Here is the paper: Compressive Diffuse Optical Tomography: Non-Iterative Exact Reconstruction using Joint Sparsity by Okkyun Lee, Jong Min Kim, , Yoram Bresler and Jong Chul Ye. The abstract reads:
Diffuse optical tomography (DOT) is a sensitive and relatively low cost imaging modality that reconstructs optical properties of a highly scattering medium. However, due to the diffusive nature of light propagation, the problem is severely illconditioned and highly nonlinear. Even though nonlinear iterative methods have been commonly used, they are computationally expensive especially for three dimensional imaging geometry. Recently, compressed sensing theory has provided a systematic understanding of high resolution reconstruction of sparse objects in many imaging problems; hence, the goal of this paper is to extend the theory to the diffuse optical tomography problem. The main contributions of this paper are to formulate the imaging problem as a joint sparse recovery problem in a compressive sensing framework and to propose a novel non-iterative and exact inversion algorithm that achieves the l0 optimality as the rank of measurement increases to the unknown sparsity level. The algorithm is based on the recently discovered generalized MUSIC criterion, which exploits the advantages of both compressive sensing and array signal processing. A theoretical criterion for optimizing the imaging geometry is provided, and simulation results conﬁrm that the new algorithm outperforms the existing algorithms and reliably reconstructs the optical inhomogeneities when we assume that the optical background is known to a reasonable accuracy
Muhammad Usman pointed out two of his recent papers: A computationally efficient OMP based compressed sensing reconstruction for dynamic MRI by Muhammad Usman, Claudia Prieto, Freddy Odille, David Atkinson, Tobias Schaeffter and Philip Batchelor. The abstract reads:
Compressed sensing (CS) methods in MRI are computationally intensive. Thus, designing novel CS algorithms that can perform faster reconstructions is crucial for everyday applications. We propose a computationally efﬁcient orthogonal matching pursuit (OMP)-based reconstruction, speciﬁcally suited to cardiac MR data. According to the energy distribution of a y–f space obtained from a sliding window reconstruction, we label the y–f space as static or dynamic. For static y–f space images, a computationally efﬁcient masked OMP reconstruction is performed, whereas for dynamic y–f space images, standard OMP reconstruction is used. The proposed method was tested on a dynamic numerical phantom and two cardiac MR datasets. Depending on the ﬁeld of view composition of the imaging data, compared to the standard OMP method, reconstruction speedup factors ranging from 1.5 to 2.5 are achieved.

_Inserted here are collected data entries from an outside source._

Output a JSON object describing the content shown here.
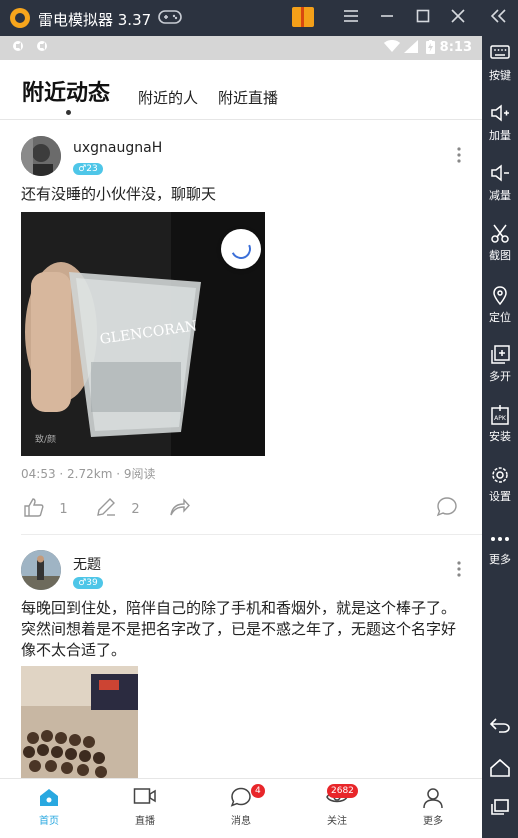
{
  "emulator": {
    "title": "雷电模拟器 3.37",
    "colors": {
      "chrome": "#2c3340",
      "gift": "#f4a019"
    },
    "sidebar": [
      {
        "icon": "keyboard-icon",
        "label": "按键"
      },
      {
        "icon": "volume-up-icon",
        "label": "加量"
      },
      {
        "icon": "volume-down-icon",
        "label": "减量"
      },
      {
        "icon": "scissors-icon",
        "label": "截图"
      },
      {
        "icon": "location-pin-icon",
        "label": "定位"
      },
      {
        "icon": "multi-window-icon",
        "label": "多开"
      },
      {
        "icon": "apk-install-icon",
        "label": "安装"
      },
      {
        "icon": "gear-icon",
        "label": "设置"
      },
      {
        "icon": "more-dots-icon",
        "label": "更多"
      }
    ]
  },
  "statusbar": {
    "time": "8:13"
  },
  "tabs": {
    "active": "附近动态",
    "others": [
      "附近的人",
      "附近直播"
    ]
  },
  "posts": [
    {
      "username": "uxgnaugnaH",
      "gender_age": "♂23",
      "text": "还有没睡的小伙伴没，聊聊天",
      "image_caption": "GLENCORAN",
      "meta": "04:53 · 2.72km · 9阅读",
      "likes": "1",
      "comments": "2"
    },
    {
      "username": "无题",
      "gender_age": "♂39",
      "text": "每晚回到住处，陪伴自己的除了手机和香烟外，就是这个棒子了。突然间想着是不是把名字改了，已是不惑之年了，无题这个名字好像不太合适了。"
    }
  ],
  "bottomnav": {
    "items": [
      {
        "label": "首页",
        "icon": "home-icon",
        "active": true
      },
      {
        "label": "直播",
        "icon": "video-camera-icon"
      },
      {
        "label": "消息",
        "icon": "chat-bubble-icon",
        "badge": "4"
      },
      {
        "label": "关注",
        "icon": "eye-icon",
        "badge": "2682"
      },
      {
        "label": "更多",
        "icon": "person-icon"
      }
    ],
    "accent": "#29a8e0",
    "badge_color": "#e8262a"
  }
}
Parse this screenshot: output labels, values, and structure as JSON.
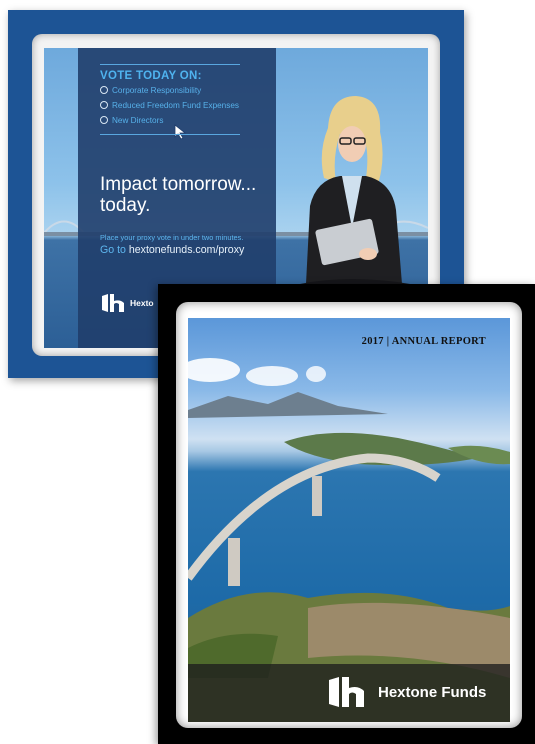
{
  "proxy_card": {
    "vote_heading": "VOTE TODAY ON:",
    "options": [
      "Corporate Responsibility",
      "Reduced Freedom Fund Expenses",
      "New Directors"
    ],
    "headline_line1": "Impact tomorrow...",
    "headline_line2": "today.",
    "instruction": "Place your proxy vote in under two minutes.",
    "go_to": "Go to",
    "url": "hextonefunds.com/proxy",
    "brand": "Hexto",
    "colors": {
      "background": "#1d5495",
      "panel": "#203e6c",
      "accent": "#4fb3ef"
    }
  },
  "annual_report": {
    "title": "2017 | ANNUAL REPORT",
    "brand": "Hextone Funds",
    "colors": {
      "background": "#000000",
      "bar": "#1e1e1e"
    }
  }
}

K-t group sparse: a method for accelerating dynamic MRI by Muhammad Usman , Claudia Prieto, Tobias Schaeffter and Philip Batchelor. The abstract reads:
Compressed sensing (CS) is a data-reduction technique that has been applied to speed up the acquisition in MRI. However, the use of this technique in dynamic MR applications has been limited in terms of the maximum achievable reduction factor. In general, noise-like artefacts and bad temporal fidelity are visible in standard CS MRI reconstructions when high reduction factors are used. To increase the maximum achievable reduction factor, additional or prior information can be incorporated in the CS reconstruction. Here, a novel CS reconstruction method is proposed that exploits the structure within the sparse representation of a signal by enforcing the support components to be in the form of groups. These groups act like a constraint in the reconstruction. The information about the support region can be easily obtained from training data in dynamic MRI acquisitions. The proposed approach was tested in two-dimensional cardiac cine MRI with both down-sampled and undersampled data. Results show that higher acceleration factors (up to 9-fold), with improved spatial and temporal quality, can be obtained with the proposed approach in comparison to the standard CS reconstructions.